PostgreSQL is definitely a boost to performance, especially if you offload the DB to a dedicated server (depending on load, can even be a cluster)
Nevertheless, it probably has much to do with how it’s deployed and how many proxies are in front of it, and/or VPN. If you have large numbers of containers and small CPU/low memory hardware, and either running everything on one machine or have some other limitations, it’ll be slow.
Admittedly, I’m not very familiar with the codebase, but I feel Apache isn’t improving the speed either. Not exactly sure how PHP is nowadays with concurrency and async, but generally a microservice type architecture is nice because you can add more workers/instances wherever a bottleneck emerges.

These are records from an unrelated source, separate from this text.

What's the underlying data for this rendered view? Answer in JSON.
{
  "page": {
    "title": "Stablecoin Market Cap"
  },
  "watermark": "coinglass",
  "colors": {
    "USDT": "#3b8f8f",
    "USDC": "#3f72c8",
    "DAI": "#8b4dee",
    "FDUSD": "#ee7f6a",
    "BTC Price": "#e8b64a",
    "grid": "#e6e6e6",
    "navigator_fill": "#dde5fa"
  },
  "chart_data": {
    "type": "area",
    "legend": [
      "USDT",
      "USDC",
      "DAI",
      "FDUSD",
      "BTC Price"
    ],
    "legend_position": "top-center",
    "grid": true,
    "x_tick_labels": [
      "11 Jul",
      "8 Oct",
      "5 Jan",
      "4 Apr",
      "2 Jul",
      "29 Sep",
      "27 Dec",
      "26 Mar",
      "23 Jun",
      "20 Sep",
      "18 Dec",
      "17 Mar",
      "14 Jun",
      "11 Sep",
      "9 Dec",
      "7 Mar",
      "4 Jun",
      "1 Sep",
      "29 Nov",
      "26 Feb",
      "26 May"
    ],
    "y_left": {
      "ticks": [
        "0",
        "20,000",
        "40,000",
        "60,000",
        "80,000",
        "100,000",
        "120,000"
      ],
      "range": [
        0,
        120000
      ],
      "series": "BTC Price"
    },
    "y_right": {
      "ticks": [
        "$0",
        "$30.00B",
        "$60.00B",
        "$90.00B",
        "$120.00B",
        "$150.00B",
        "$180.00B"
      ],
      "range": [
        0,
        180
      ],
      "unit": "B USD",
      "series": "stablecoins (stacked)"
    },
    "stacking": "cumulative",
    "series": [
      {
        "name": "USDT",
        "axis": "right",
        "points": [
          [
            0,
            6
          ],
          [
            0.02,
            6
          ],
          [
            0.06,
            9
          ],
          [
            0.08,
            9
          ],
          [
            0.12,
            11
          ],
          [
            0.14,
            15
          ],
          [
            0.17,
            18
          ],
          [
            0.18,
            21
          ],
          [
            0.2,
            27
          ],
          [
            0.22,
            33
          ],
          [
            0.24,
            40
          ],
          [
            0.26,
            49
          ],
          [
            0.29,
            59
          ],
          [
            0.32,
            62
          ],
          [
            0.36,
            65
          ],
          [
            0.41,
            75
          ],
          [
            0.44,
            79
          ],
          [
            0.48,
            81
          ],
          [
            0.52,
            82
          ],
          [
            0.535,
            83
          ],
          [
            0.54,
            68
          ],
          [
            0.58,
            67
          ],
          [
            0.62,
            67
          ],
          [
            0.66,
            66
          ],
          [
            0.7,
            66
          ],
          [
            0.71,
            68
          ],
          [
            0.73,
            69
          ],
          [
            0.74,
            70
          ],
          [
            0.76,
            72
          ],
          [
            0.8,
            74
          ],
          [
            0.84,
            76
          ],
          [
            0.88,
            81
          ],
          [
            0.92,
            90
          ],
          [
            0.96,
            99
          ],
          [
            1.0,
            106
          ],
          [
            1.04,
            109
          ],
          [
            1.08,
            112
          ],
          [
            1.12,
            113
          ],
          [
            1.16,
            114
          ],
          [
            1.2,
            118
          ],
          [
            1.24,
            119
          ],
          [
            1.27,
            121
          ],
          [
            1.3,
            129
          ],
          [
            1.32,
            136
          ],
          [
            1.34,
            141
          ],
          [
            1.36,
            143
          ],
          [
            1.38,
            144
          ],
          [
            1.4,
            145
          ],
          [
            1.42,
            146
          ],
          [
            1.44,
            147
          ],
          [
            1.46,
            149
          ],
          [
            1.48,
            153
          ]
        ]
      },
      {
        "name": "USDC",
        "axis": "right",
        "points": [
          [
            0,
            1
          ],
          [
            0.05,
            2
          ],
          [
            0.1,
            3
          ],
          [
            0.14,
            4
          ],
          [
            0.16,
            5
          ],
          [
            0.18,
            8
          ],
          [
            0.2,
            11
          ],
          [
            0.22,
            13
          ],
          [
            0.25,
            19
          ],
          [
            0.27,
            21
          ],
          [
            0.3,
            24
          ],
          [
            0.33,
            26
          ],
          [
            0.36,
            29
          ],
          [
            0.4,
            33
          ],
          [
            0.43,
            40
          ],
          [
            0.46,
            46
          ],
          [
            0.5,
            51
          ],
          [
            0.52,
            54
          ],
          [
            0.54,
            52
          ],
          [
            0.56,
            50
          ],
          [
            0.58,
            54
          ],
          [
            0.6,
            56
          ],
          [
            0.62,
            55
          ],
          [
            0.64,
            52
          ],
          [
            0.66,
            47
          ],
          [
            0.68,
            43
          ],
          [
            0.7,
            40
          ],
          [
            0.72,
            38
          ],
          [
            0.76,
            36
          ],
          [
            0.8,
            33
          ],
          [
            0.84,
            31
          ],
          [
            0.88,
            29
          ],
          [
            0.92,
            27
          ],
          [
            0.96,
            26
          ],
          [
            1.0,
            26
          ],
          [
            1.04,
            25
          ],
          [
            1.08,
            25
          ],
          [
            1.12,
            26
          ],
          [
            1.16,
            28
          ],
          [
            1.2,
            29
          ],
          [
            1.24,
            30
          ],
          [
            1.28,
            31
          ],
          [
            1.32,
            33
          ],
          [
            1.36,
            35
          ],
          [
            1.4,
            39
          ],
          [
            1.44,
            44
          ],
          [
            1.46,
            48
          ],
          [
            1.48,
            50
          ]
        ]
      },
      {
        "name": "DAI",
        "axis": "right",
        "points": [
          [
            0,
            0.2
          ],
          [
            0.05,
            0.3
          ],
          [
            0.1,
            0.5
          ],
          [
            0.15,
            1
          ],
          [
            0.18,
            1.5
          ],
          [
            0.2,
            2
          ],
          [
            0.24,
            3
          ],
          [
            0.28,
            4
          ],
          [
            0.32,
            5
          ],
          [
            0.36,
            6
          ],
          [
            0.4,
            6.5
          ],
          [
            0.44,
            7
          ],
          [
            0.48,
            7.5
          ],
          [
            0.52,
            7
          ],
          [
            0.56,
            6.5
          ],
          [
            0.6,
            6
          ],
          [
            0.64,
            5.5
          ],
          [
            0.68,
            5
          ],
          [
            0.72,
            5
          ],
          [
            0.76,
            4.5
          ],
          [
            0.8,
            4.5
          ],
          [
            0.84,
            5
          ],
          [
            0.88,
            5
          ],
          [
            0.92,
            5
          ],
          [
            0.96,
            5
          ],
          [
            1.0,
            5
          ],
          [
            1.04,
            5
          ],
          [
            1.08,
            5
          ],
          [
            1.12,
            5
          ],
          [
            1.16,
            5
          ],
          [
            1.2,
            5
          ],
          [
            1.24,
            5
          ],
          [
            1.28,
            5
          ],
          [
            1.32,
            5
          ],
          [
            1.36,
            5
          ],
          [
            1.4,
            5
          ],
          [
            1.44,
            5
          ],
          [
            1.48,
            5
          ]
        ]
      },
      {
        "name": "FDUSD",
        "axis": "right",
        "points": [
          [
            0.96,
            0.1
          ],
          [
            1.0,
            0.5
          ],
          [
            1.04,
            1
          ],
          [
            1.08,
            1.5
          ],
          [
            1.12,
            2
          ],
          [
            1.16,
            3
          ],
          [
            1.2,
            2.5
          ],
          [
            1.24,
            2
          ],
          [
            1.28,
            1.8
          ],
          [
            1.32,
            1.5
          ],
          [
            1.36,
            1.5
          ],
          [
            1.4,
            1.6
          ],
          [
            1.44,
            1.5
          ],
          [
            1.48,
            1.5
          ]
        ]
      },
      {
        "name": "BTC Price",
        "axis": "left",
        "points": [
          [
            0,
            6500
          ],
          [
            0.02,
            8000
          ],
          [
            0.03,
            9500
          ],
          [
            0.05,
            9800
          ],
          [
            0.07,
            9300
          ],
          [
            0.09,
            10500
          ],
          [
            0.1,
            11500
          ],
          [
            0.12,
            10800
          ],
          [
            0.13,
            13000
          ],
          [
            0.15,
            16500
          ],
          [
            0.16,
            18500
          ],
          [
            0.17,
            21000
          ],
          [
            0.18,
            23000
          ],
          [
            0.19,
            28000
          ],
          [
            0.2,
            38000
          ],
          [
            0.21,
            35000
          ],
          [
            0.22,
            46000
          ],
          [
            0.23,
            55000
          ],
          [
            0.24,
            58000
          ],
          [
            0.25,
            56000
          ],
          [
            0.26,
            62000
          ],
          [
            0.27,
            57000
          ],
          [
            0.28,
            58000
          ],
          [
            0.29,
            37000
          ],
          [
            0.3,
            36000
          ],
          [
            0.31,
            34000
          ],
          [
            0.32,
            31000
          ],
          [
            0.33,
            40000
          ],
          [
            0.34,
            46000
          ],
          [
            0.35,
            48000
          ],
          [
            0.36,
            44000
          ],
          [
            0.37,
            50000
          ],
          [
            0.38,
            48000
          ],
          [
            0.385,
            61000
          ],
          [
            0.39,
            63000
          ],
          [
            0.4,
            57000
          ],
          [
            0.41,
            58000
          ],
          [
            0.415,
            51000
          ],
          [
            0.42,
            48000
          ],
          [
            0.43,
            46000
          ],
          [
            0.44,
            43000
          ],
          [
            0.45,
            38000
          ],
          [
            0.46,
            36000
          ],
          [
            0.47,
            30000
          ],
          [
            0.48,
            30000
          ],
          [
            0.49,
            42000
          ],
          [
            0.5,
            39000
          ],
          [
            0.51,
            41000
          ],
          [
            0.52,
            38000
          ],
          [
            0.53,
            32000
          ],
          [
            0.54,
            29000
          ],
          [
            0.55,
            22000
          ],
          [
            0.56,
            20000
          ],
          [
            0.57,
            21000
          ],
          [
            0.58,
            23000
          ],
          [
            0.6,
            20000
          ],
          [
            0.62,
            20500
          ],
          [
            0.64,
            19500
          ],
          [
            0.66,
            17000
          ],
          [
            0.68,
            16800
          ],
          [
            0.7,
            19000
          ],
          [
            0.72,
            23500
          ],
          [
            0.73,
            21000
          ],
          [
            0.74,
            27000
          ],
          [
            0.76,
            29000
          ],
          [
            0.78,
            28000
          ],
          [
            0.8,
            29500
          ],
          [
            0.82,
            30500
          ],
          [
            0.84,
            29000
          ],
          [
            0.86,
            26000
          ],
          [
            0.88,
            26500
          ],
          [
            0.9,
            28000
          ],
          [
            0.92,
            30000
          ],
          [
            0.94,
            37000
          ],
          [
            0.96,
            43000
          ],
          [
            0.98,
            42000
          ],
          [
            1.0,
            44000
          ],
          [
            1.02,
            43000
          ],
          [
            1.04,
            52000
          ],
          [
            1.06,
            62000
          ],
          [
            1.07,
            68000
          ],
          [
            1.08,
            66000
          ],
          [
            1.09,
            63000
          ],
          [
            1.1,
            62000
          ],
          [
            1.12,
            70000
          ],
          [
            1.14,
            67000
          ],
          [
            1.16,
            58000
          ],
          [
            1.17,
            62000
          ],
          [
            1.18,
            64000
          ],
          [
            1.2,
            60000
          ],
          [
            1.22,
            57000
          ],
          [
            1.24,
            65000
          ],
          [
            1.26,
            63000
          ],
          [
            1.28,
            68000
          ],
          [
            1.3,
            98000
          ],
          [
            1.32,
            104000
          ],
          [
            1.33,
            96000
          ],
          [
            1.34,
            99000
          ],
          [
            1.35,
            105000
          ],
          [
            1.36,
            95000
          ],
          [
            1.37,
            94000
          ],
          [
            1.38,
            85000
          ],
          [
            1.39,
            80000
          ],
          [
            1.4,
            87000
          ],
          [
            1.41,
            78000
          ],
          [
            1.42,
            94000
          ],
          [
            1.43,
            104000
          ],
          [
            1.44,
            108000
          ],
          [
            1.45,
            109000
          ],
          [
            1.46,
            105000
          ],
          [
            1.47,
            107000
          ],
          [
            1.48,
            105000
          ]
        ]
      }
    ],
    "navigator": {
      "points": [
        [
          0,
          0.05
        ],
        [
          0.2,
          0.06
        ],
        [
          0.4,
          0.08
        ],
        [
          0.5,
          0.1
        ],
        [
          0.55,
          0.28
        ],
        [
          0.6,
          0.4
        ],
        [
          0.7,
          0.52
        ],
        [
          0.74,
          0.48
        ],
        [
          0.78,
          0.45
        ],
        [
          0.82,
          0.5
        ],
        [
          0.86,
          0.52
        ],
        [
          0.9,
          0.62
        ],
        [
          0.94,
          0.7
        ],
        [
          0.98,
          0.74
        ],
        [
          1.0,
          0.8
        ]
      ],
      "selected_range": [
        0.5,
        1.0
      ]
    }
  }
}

acockworkorange@mander.xyz 8 months ago
Why would you compare to something so utterly different?
bjoern_tantau@swg-empire.de 8 months ago
I’d argue that the primary function of Nextcloud is to serve files. Of course the other services lack other stuff, which is why I’m still using Nextcloud. But I still wish its performance was similar to pure file servers.
cron@feddit.de 8 months ago
I think the file server analogy isn’t really fair. Nextcloud is better compared to Microsoft 365 or Google GSuite.
All of these offer file storage, but also much more.
bjoern_tantau@swg-empire.de 8 months ago
Sure. But serving files is the core functionality of Nextcloud. You can remove every other functionality. But the files app cannot be removed.